Le pari risqué de Poutine sur les céréales : Une réponse européenne au dernier stratagème de la Russie
Quelques jours avant le deuxième sommet Russie-Afrique de Saint-Pétersbourg, le président russe Vladimir Poutine s´est retiré de l’accord sur les céréales ukrainiennes qui, depuis juillet 2022, avait permis à près de 33 millions de tonnes de produits agricoles de contourner le blocus russe des ports ukrainiens pour être livrées à des pays à revenu faible ou intermédiaire. L’effondrement de l’accord entraînera des problèmes d’approvisionnement et une hausse des prix des denrées alimentaires, ce qui aura d’énormes conséquences pour de nombreux pays en développement, en particulier en Afrique, où seize pays dépendent de l’Ukraine et de la Russie pour plus de 50 % de leurs approvisionnements en blé. Des millions de personnes risquent désormais de connaître la faim en raison de la rupture de l’accord, a prévenu le Bureau de la coordination des affaires humanitaires des Nations Unies.
Poutine instrumentalise l’insécurité alimentaire à des fins géopolitiques. Certains pays africains seront désormais encore plus dépendents des livraisons de céréales russes. M. Poutine profite également des retombées de l’accord pour tenter de renforcer la réputation de la Russie en Afrique, en annonçant qu’il livrera des céréales gratuitement à certains États du continent. En attendant, il blâme les pays occidentaux pour l’échec de l’accord, les accusant de recevoir la majorité des céréales et de freiner les livraisons de la Russie.
La solidarité européenne
Les acteurs africains ont déjà vivement dénoncé la décision de la Russie de se retirer de l’accord. Les pays européens doivent leur emboiter le pas et poursuivre eurs initiatives de soutien.

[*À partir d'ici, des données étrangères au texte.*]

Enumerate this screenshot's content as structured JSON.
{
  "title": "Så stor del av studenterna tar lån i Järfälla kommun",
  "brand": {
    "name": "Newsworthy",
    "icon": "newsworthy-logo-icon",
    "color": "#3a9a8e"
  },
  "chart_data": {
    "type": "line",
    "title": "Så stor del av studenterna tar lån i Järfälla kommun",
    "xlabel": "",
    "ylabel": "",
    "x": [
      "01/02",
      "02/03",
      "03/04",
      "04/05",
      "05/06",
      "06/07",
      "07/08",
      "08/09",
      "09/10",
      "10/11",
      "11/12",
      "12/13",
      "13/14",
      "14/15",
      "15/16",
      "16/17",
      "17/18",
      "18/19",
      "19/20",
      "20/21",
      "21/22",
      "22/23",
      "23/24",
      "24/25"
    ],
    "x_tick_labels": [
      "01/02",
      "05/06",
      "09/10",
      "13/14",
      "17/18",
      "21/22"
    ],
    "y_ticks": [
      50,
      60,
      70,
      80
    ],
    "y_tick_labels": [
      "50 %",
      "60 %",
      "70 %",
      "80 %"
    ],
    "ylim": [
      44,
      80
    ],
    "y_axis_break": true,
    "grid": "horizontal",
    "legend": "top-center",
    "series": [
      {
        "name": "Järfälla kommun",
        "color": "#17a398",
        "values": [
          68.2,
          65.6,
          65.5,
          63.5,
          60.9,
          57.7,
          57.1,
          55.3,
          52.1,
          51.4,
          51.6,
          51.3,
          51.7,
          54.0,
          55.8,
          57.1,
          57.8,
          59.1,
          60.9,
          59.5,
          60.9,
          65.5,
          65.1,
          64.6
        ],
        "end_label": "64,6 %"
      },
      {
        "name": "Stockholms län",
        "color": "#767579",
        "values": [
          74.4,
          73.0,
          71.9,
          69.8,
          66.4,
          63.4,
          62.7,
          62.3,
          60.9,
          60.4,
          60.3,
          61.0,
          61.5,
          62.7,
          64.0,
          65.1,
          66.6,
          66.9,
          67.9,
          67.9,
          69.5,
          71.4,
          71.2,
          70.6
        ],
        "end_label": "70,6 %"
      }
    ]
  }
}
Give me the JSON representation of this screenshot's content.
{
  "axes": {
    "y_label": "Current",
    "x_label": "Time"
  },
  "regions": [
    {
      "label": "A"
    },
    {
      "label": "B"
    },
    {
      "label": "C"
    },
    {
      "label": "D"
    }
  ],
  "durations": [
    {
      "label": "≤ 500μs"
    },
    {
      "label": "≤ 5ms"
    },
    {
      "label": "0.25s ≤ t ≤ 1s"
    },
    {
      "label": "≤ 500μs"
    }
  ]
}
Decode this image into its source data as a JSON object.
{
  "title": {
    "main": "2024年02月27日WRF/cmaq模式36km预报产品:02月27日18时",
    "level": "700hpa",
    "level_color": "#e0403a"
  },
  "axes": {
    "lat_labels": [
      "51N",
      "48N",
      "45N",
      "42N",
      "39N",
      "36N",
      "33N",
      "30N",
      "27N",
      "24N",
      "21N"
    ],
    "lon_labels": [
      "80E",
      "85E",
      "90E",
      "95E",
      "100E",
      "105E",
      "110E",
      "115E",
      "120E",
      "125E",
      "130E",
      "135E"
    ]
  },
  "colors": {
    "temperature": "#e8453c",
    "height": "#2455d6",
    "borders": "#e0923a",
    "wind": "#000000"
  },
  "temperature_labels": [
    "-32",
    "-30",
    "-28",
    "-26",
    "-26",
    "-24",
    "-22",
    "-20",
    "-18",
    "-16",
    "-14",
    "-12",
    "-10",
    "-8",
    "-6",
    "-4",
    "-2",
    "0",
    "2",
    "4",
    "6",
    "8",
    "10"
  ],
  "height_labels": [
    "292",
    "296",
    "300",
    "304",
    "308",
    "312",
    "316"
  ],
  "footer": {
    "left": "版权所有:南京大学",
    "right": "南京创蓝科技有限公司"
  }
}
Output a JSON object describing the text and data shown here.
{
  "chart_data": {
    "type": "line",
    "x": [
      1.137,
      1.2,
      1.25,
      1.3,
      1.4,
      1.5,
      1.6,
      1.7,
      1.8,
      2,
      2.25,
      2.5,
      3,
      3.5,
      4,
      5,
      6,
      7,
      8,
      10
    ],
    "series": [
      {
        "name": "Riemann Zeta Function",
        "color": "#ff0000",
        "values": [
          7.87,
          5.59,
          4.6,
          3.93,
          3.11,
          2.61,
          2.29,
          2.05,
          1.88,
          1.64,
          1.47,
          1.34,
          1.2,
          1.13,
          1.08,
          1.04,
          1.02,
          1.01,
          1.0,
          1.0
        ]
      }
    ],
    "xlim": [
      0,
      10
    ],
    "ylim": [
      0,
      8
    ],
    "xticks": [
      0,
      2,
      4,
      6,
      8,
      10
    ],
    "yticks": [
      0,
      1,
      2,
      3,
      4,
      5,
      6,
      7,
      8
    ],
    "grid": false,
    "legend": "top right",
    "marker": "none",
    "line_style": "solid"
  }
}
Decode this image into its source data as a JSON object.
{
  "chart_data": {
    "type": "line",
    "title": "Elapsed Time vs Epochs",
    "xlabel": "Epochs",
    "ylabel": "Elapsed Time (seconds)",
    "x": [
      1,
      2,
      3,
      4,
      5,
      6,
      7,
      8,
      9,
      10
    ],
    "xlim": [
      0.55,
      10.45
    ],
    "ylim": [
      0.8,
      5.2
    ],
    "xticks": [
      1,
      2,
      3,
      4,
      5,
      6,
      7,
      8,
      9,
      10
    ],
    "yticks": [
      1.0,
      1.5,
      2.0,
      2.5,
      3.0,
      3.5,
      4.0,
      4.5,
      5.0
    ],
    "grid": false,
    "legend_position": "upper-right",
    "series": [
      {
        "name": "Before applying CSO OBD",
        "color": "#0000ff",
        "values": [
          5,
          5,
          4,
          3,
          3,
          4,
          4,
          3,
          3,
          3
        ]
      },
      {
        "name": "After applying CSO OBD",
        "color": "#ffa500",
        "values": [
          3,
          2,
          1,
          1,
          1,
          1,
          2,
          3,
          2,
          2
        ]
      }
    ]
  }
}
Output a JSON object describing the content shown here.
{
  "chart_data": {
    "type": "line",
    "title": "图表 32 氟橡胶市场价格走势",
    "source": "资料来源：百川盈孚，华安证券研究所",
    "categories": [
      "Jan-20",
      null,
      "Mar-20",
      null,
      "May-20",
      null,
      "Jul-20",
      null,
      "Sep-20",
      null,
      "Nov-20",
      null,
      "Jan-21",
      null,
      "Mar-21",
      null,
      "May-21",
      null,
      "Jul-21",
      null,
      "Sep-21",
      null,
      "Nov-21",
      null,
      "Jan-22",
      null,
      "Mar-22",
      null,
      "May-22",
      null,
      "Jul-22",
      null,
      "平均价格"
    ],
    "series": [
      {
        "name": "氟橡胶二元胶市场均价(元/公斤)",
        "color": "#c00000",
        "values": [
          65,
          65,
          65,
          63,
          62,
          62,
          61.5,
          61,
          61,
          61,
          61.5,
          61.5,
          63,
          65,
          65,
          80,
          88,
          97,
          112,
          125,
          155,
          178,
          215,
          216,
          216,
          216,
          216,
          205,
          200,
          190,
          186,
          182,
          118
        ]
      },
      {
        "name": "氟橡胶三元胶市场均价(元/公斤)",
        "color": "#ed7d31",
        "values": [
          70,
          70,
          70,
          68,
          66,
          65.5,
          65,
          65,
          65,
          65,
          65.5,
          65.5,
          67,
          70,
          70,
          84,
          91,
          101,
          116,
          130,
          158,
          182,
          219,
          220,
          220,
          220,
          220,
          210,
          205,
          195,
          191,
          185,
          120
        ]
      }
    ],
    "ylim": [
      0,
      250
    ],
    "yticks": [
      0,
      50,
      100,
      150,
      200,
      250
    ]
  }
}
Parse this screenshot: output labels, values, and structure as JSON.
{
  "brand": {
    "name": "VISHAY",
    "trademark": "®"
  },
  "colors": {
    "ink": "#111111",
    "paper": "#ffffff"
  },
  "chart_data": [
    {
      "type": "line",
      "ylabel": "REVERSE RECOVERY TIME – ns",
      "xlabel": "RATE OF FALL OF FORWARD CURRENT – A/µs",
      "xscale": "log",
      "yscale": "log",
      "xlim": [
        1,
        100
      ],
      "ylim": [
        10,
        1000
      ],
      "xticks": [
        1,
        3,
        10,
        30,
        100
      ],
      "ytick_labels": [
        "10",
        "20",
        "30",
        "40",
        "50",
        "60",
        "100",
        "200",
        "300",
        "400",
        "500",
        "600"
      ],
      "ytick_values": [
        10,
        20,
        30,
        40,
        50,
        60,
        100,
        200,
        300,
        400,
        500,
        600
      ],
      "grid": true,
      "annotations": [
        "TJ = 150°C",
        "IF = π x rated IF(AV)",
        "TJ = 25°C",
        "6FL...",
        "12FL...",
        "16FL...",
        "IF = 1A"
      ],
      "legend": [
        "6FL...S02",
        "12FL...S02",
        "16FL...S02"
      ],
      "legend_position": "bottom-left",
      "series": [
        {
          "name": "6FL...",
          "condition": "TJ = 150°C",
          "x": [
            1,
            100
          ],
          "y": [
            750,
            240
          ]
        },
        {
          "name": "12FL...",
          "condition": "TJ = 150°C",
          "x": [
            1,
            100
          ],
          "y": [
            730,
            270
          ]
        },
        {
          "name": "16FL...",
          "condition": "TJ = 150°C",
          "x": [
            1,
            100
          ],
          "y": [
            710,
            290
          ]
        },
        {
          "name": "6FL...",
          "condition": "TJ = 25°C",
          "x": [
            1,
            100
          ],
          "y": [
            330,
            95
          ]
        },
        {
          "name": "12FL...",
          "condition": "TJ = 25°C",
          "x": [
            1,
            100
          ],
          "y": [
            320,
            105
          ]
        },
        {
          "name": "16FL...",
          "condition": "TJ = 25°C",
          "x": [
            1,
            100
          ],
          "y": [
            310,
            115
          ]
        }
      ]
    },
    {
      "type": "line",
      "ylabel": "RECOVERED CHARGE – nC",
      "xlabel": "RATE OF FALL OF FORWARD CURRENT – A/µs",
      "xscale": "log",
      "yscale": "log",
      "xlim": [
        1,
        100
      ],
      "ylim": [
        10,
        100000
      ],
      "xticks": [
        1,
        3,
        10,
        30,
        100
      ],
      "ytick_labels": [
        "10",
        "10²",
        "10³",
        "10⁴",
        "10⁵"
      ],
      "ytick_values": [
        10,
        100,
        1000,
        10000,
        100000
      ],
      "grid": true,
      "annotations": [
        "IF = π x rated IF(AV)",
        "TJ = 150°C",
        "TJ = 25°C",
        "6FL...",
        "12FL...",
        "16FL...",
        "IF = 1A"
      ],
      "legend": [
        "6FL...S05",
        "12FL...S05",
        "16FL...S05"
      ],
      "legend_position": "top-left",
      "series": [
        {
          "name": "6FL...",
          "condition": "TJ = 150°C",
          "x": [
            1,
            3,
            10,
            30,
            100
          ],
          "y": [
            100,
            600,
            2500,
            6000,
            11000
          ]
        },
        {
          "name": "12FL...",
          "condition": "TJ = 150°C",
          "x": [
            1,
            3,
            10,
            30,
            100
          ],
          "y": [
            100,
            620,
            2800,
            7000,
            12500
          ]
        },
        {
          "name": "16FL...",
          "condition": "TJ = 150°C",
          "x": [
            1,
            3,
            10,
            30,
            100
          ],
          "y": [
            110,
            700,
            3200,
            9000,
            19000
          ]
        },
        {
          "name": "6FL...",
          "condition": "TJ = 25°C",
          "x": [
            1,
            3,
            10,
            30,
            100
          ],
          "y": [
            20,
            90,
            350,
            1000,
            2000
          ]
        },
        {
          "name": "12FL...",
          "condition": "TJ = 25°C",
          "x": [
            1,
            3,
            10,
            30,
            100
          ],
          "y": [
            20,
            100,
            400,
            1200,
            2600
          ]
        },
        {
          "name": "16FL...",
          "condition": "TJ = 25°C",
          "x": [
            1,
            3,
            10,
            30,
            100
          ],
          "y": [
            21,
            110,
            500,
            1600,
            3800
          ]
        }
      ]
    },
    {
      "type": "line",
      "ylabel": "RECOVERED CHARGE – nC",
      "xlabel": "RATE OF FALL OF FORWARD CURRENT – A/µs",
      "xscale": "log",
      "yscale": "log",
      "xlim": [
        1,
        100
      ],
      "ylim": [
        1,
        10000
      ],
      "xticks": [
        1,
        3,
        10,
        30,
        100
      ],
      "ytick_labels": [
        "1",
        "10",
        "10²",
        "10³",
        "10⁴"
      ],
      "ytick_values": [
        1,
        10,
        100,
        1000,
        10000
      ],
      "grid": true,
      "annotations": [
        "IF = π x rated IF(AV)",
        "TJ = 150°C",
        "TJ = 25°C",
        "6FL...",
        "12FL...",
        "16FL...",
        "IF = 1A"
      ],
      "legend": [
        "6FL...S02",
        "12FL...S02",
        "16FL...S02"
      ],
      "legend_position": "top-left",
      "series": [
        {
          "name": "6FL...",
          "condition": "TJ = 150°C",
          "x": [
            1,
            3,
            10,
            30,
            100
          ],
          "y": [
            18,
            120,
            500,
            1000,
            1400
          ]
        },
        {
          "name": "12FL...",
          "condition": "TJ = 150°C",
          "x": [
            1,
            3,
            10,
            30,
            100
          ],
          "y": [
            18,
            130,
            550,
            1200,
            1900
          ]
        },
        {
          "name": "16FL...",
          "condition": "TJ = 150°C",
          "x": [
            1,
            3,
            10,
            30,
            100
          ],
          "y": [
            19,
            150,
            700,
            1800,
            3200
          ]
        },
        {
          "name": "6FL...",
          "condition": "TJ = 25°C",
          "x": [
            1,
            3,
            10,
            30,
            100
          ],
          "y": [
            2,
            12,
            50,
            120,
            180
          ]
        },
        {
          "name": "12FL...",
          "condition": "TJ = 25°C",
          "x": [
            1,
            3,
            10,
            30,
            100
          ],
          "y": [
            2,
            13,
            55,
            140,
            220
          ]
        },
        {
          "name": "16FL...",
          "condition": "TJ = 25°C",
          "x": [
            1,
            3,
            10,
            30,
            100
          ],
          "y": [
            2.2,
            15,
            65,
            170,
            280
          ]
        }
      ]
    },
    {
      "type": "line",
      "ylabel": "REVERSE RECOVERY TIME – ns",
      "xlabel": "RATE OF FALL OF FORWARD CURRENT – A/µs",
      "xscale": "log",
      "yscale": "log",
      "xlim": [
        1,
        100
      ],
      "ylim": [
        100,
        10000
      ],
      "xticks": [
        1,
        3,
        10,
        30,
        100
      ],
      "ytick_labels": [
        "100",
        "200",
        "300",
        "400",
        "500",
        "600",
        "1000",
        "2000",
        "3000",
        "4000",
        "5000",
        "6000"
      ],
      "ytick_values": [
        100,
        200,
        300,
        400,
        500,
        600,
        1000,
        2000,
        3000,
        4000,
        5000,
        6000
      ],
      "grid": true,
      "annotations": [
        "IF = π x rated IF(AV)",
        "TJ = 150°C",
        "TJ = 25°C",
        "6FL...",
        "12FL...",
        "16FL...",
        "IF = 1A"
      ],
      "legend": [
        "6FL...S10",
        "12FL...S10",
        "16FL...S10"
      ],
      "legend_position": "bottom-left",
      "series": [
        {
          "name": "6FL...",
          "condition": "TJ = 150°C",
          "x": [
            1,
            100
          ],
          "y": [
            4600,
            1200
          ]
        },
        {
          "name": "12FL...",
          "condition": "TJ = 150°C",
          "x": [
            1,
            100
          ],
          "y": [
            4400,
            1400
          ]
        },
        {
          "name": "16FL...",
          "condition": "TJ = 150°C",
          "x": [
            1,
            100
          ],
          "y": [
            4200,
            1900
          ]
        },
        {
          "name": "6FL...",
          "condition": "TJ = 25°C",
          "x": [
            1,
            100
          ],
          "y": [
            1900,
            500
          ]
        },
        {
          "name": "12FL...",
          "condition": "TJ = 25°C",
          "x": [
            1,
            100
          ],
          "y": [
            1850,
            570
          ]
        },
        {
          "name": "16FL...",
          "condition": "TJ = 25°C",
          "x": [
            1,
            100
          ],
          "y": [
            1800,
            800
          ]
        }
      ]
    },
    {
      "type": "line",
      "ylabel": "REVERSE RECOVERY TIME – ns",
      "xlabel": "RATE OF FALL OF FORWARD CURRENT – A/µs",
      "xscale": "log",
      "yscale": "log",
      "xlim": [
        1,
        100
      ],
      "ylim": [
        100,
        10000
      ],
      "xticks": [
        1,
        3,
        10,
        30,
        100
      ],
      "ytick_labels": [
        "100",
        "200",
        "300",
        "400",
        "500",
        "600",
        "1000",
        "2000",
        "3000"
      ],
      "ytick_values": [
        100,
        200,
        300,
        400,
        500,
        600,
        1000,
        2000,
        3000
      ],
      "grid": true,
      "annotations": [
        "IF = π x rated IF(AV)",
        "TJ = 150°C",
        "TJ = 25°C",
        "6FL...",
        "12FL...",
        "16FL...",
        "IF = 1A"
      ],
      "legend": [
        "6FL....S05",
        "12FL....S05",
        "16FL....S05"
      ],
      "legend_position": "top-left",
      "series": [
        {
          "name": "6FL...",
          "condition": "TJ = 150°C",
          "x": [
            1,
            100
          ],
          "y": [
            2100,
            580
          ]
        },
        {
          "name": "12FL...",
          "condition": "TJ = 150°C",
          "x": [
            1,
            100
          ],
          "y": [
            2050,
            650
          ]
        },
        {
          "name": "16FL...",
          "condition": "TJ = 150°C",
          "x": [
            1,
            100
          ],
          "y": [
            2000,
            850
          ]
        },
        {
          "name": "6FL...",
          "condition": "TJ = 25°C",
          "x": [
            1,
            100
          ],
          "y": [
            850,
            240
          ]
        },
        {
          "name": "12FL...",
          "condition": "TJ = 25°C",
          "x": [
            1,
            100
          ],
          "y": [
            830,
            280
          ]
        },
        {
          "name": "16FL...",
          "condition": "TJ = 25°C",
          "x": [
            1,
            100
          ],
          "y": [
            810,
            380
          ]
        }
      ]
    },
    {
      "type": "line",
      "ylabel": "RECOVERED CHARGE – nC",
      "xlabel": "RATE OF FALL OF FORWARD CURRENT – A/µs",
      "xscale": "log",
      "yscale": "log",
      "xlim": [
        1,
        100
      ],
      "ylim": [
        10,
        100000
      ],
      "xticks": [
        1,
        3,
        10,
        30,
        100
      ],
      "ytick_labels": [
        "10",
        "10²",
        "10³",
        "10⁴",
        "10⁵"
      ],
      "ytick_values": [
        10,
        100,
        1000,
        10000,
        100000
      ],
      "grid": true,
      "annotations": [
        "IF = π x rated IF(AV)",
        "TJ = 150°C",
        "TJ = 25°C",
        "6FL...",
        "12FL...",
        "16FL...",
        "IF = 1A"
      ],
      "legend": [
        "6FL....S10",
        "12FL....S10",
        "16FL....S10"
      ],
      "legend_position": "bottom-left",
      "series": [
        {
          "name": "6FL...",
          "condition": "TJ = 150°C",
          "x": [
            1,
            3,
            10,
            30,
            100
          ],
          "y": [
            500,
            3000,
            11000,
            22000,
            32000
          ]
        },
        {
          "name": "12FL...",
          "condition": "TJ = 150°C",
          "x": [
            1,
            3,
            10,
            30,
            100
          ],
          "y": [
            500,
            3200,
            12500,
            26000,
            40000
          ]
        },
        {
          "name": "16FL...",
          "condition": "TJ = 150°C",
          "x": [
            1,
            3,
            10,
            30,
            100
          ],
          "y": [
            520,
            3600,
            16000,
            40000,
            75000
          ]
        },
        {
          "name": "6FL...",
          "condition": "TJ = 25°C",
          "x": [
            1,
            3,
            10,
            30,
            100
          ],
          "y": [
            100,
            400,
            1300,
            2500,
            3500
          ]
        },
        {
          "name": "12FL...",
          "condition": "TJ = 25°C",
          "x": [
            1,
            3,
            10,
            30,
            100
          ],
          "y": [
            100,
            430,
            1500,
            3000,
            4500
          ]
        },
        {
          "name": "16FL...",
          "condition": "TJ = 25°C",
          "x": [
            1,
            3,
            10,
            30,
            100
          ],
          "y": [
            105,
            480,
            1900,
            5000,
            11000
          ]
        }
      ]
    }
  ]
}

- Les décideurs politiques européens doivent faire tout leur possible pour pousser la Russie à rétablir l’accord sur les céréales, en amplifiant les demandes des acteurs africains, tels que l’Union africaine.
- Les Européens doivent continuer à réfuter les fausses informations diffusées par la Russie au sujet de l’accord sur les céréales et des sanctions européennes, notamment en collaborant avec des organisations de fact checking africaines, telles qu’Africa Check ou Fact Space West Africa. Ils doivent également dénoncer l’utilisation de l’arme alimentaire par la Russie comme tactique de guerre, y compris la destruction des installations de stockage ukrainiennes et le vol des céréales ukrainiennes.
- Les pays européens doivent maintenir et renforcer leurs initiatives visant à lutter contre l’insécurité alimentaire et le manque de souveraineté alimentaire en Afrique, notamment par le biais des « couloirs de solidarité » entre l’Union européenne et l’Ukraine, et en soutenant les capacités agricoles des pays africains, par exemple par le biais de l’initiative internationale de la Mission pour la résilience alimentaire et agricole (FARM).
Les enjeux diplomatiques pour la Russie
Le moment choisi pour ce retrait est révélateur. Comme Poutine ne participera pas au sommet des BRICS en août, le sommet Russie-Afrique était une occasion cruciale de montrer que la Russie est un partenaire indispensable pour les pays du Sud. Poutine est sous pression : la Russie n’a pas tenu les engagements qu’elle avait pris lors du dernier sommet Russie-Afrique à Sotchi en 2019. Par exemple, les échanges commerciaux entre la Russie et l’Afrique s’élèvent aujourd’hui à environ 18 milliards de dollars par an, soit la moitié de ce que Moscou avait promis à Sotchi, et bien moins que les échanges commerciaux de l’Afrique avec l’UE et la Chine. En outre, la Russie bloque la proposition d’une représentation africaine au sein du Conseil de sécurité de l’ONU. De plus, la mutinerie organisée le mois dernier par le dirigeant de la société de sécurité privée Wagner – la marque de fabrique de la présence russe en Afrique – a ébranlé la réputation de la Russie à travers l’Afrique. Poutine doit montrer qu’il est toujours aux commandes et que la Russie peut assurer la sécurité de l’Afrique, quel que soit l’avenir de Wagner.
Le partenariat avec la Russie semble en tout cas avoir déjà perdu de son attrait : seuls 17 dirigeants africains ont assisté au sommet de Saint-Pétersbourg, contre 43 au sommet de Sotchi.
L'ECFR ne prend pas de position collective. Les publications de l'ECFR ne représentent que les opinions de leurs auteurs.